Taxidermy and Other Hobbies You Didn’t Know Your Neighbors Have

Taxidermy and Other Hobbies You Didn’t Know Your Neighbors Have

Is this the scene next door? 1901 taxidermy studio via Wikimedia.

Sometimes your neighbors’ hobbies are easy to determine–you see them out in the garden, you hear them practicing the bassoon. But sometimes you don’t know what they’re up to until they’re profiled in The Observer and you learn that they’ve got a passion for taxidermy.

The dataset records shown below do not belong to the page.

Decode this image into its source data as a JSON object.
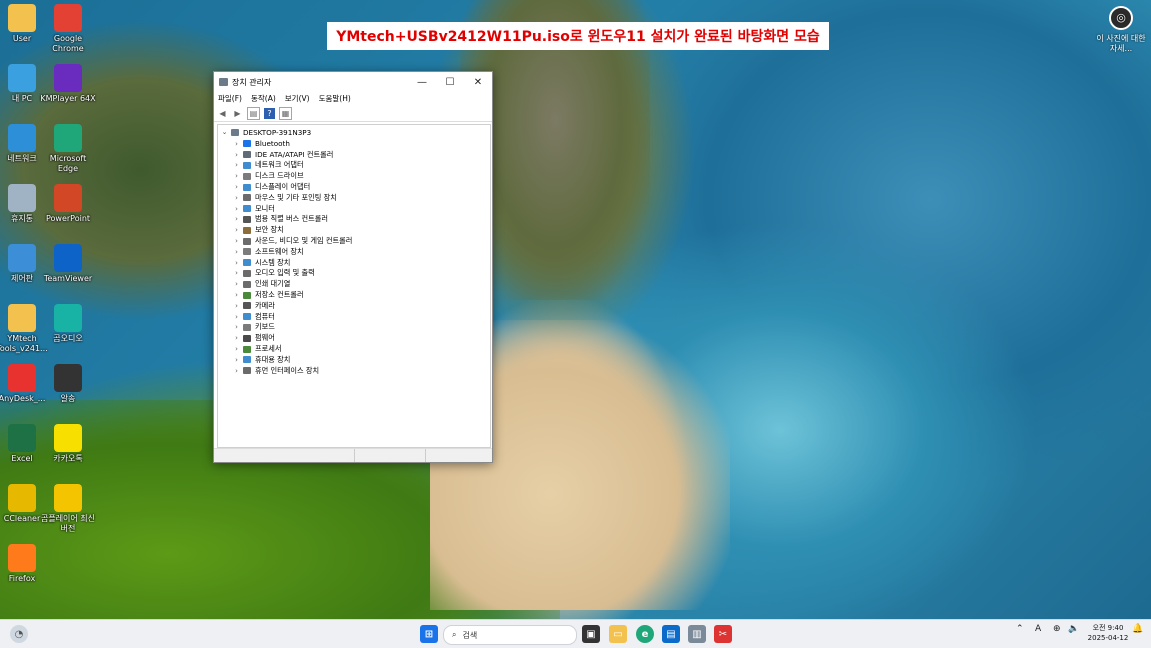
{
  "banner": {
    "text": "YMtech+USBv2412W11Pu.iso로 윈도우11 설치가 완료된 바탕화면 모습"
  },
  "desktop_icons": [
    {
      "label": "User",
      "icon": "folder-icon",
      "color": "#f2c14e"
    },
    {
      "label": "Google Chrome",
      "icon": "chrome-icon",
      "color": "#e34133"
    },
    {
      "label": "내 PC",
      "icon": "monitor-icon",
      "color": "#3aa0e0"
    },
    {
      "label": "KMPlayer 64X",
      "icon": "kmplayer-icon",
      "color": "#6a2bbf"
    },
    {
      "label": "네트워크",
      "icon": "network-icon",
      "color": "#2d8fd8"
    },
    {
      "label": "Microsoft Edge",
      "icon": "edge-icon",
      "color": "#1fa77a"
    },
    {
      "label": "휴지통",
      "icon": "recycle-bin-icon",
      "color": "#9fb3c4"
    },
    {
      "label": "PowerPoint",
      "icon": "powerpoint-icon",
      "color": "#d24726"
    },
    {
      "label": "제어판",
      "icon": "control-panel-icon",
      "color": "#3c8fd6"
    },
    {
      "label": "TeamViewer",
      "icon": "teamviewer-icon",
      "color": "#0e63c9"
    },
    {
      "label": "YMtech Tools_v241...",
      "icon": "folder-icon",
      "color": "#f2c14e"
    },
    {
      "label": "곰오디오",
      "icon": "gomaudio-icon",
      "color": "#19b3a5"
    },
    {
      "label": "AnyDesk_...",
      "icon": "anydesk-icon",
      "color": "#e8322f"
    },
    {
      "label": "알송",
      "icon": "alsong-icon",
      "color": "#333333"
    },
    {
      "label": "Excel",
      "icon": "excel-icon",
      "color": "#1e7145"
    },
    {
      "label": "카카오톡",
      "icon": "kakaotalk-icon",
      "color": "#f7e000"
    },
    {
      "label": "CCleaner",
      "icon": "ccleaner-icon",
      "color": "#e6b800"
    },
    {
      "label": "곰플레이어 최신버전",
      "icon": "gomplayer-icon",
      "color": "#f5c400"
    },
    {
      "label": "Firefox",
      "icon": "firefox-icon",
      "color": "#ff7a1a"
    }
  ],
  "top_right": {
    "label": "이 사진에 대한 자세..."
  },
  "window": {
    "title": "장치 관리자",
    "menus": [
      "파일(F)",
      "동작(A)",
      "보기(V)",
      "도움말(H)"
    ],
    "root": "DESKTOP-391N3P3",
    "items": [
      {
        "label": "Bluetooth",
        "color": "#1a73e8"
      },
      {
        "label": "IDE ATA/ATAPI 컨트롤러",
        "color": "#5f6b78"
      },
      {
        "label": "네트워크 어댑터",
        "color": "#3f8ccf"
      },
      {
        "label": "디스크 드라이브",
        "color": "#7b7b7b"
      },
      {
        "label": "디스플레이 어댑터",
        "color": "#3f8ccf"
      },
      {
        "label": "마우스 및 기타 포인팅 장치",
        "color": "#6b6b6b"
      },
      {
        "label": "모니터",
        "color": "#3f8ccf"
      },
      {
        "label": "범용 직렬 버스 컨트롤러",
        "color": "#555555"
      },
      {
        "label": "보안 장치",
        "color": "#8a6d3b"
      },
      {
        "label": "사운드, 비디오 및 게임 컨트롤러",
        "color": "#6b6b6b"
      },
      {
        "label": "소프트웨어 장치",
        "color": "#7b7b7b"
      },
      {
        "label": "시스템 장치",
        "color": "#3f8ccf"
      },
      {
        "label": "오디오 입력 및 출력",
        "color": "#6b6b6b"
      },
      {
        "label": "인쇄 대기열",
        "color": "#6b6b6b"
      },
      {
        "label": "저장소 컨트롤러",
        "color": "#4a8a3a"
      },
      {
        "label": "카메라",
        "color": "#555555"
      },
      {
        "label": "컴퓨터",
        "color": "#3f8ccf"
      },
      {
        "label": "키보드",
        "color": "#7b7b7b"
      },
      {
        "label": "펌웨어",
        "color": "#4a4a4a"
      },
      {
        "label": "프로세서",
        "color": "#4a8a3a"
      },
      {
        "label": "휴대용 장치",
        "color": "#3f8ccf"
      },
      {
        "label": "휴먼 인터페이스 장치",
        "color": "#6b6b6b"
      }
    ]
  },
  "taskbar": {
    "search_placeholder": "검색",
    "clock_time": "오전 9:40",
    "clock_date": "2025-04-12",
    "lang": "A"
  }
}
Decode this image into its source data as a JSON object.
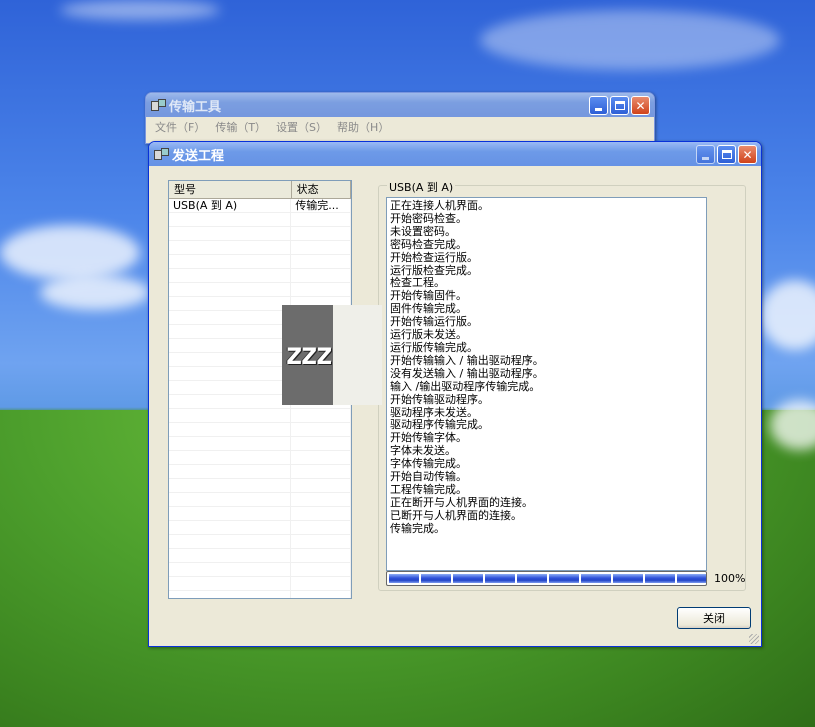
{
  "back_window": {
    "title": "传输工具",
    "menu": [
      "文件（F）",
      "传输（T）",
      "设置（S）",
      "帮助（H）"
    ]
  },
  "dialog": {
    "title": "发送工程",
    "list": {
      "columns": [
        "型号",
        "状态"
      ],
      "rows": [
        {
          "model": "USB(A 到 A)",
          "status": "传输完..."
        }
      ]
    },
    "group_label": "USB(A 到 A)",
    "log": [
      "正在连接人机界面。",
      "开始密码检查。",
      "未设置密码。",
      "密码检查完成。",
      "开始检查运行版。",
      "运行版检查完成。",
      "检查工程。",
      "开始传输固件。",
      "固件传输完成。",
      "开始传输运行版。",
      "运行版未发送。",
      "运行版传输完成。",
      "开始传输输入 / 输出驱动程序。",
      "没有发送输入 / 输出驱动程序。",
      "输入 /输出驱动程序传输完成。",
      "开始传输驱动程序。",
      "驱动程序未发送。",
      "驱动程序传输完成。",
      "开始传输字体。",
      "字体未发送。",
      "字体传输完成。",
      "开始自动传输。",
      "工程传输完成。",
      "正在断开与人机界面的连接。",
      "已断开与人机界面的连接。",
      "传输完成。"
    ],
    "progress": {
      "percent": 1.0,
      "label": "100%",
      "segments": 10
    },
    "close_button": "关闭"
  },
  "overlay": {
    "text": "zzz"
  }
}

When neighbor Divya Anantharaman is not designing women’s shoes, she’s using prize money from winning a TV gameshow about design to “to create a new line of taxidermy-themed footwear: high-heeled bunny slippers with real bunny heads, pumps covered in white mouse skin, that kind of thing.” As a hobby, she can work on some taxidermy projects in her home, but apparently it’s still a secret to others in her building:

THE OBSERVER ASKED MS. ANANTHARAMAN for a demonstration of her craft, and she was happy to oblige. She’s given many such exhibitions; her friends are “very into it,” she said, and the guy she’s dating doesn’t mind her hobby a bit. She selected the larger of the chilled birds from the baggie and placed it on a heart-shape paper plate decorated with Snow White and Princess Jasmine. She gets a lot of her supplies from the dollar store, she explained….
…Taxidermy is heavily regulated. Ms. Anantharaman had to pass on a hawk once, because it’s illegal to take one home in New York. To work as a commercial taxidermist, she’d have to get certified; as a hobbyist, she can stuff as many small creatures as she likes.
She removed the bird’s guts to the princess plate and padded down the hall to the trash chute. She walked back quickly: “Shit, somebody was out there.”

So what’s the most interesting hobby you’ve discovered a neighbor had?